Canadians want a real national strategy enshrined in law. That is what we have heard from municipalities, doctors, people with dementia, their caregivers, the Canadian Conference of Catholic Bishops, other religious leaders, CARP and other seniors' organizations, unions and many others.
The motion moved in the House reproduces, almost word for word, many of the provisions in Bill C-356. There is heavy emphasis on research, something we have always considered essential to any strategy. That is something that will only contribute to other aspects of a well thought-out strategy.
However, when we unpack this motion, and all its phrases, again we see that it will stay the course on what Ottawa has been doing, slowly and with so few results. There will be research. There will be discussions with the provinces. There is a nod to sharing of best practices and reports to the public, but with no real accountability or timelines.
There is little evidence of a comprehensive plan that also provides for early diagnosis and treatment. I do not see the continuum of care for people to remain at home and in the community, which is critical as our scarce acute care beds have many people who do not need to be in hospitals.

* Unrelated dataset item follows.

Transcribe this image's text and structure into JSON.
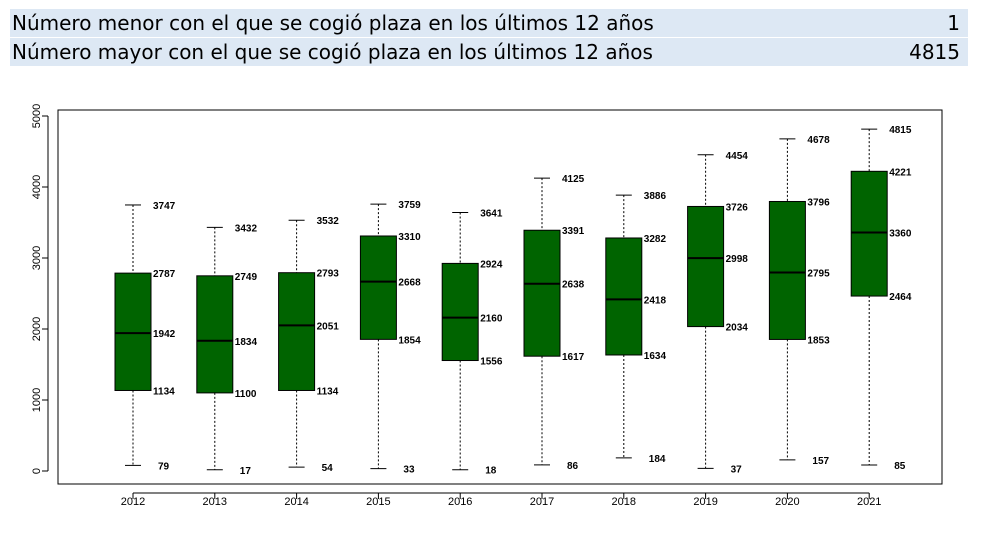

A real credible national dementia strategy would also now help those overwhelmed in the dementia workforce. For example, the motion mentions support for caregivers, but nothing about how and when. What resources will be given to these people now?
We on this side know the difference of a motion versus legislation. In another Parliament, we saw the passing of Mr. Broadbent's motion to end child poverty by the year 2000. It was unanimous. There was good will on all sides, but we know what happened with that motion. What will happen to this motion when there is no will of governments to follow up with real action and leadership.
We are reaching the end of this Parliament next month. We or others representing our parties will all have to face the voters in our ridings. Organizations like the Canadian Medical Association, CARP and others are advising voters to remember their MP or party votes on dementia. We are pleased on this side for having done our part in education, advocacy and building the momentum for a genuine national dementia strategy. There is no turning back.
Through Bill C-356 and our debate on this motion, Canadians will not be fooled by words any longer. They want a national dementia strategy to actually show up in their community to help their loved ones, their neighbours, their work colleagues, now. Canadians will not stomach more press releases, motions, promises or explaining of votes.
I will support this motion because I like mom, apple pie and everything that is said in Motion No. 575. Speaking of mom, the story of my mom and my family connected me to the millions of Canadians struggling with this health care crisis that dementia represents. She was a straight shooter. She would figure out fact from fiction about what the government says it does or will do.
We on this side are committed to continue the real work required to make this happen. I look forward to the new government in Alberta being part of that work. I look forward to a new government in Ottawa, a government led by my leader, that will lead on this file. Canadians deserve better than what we have.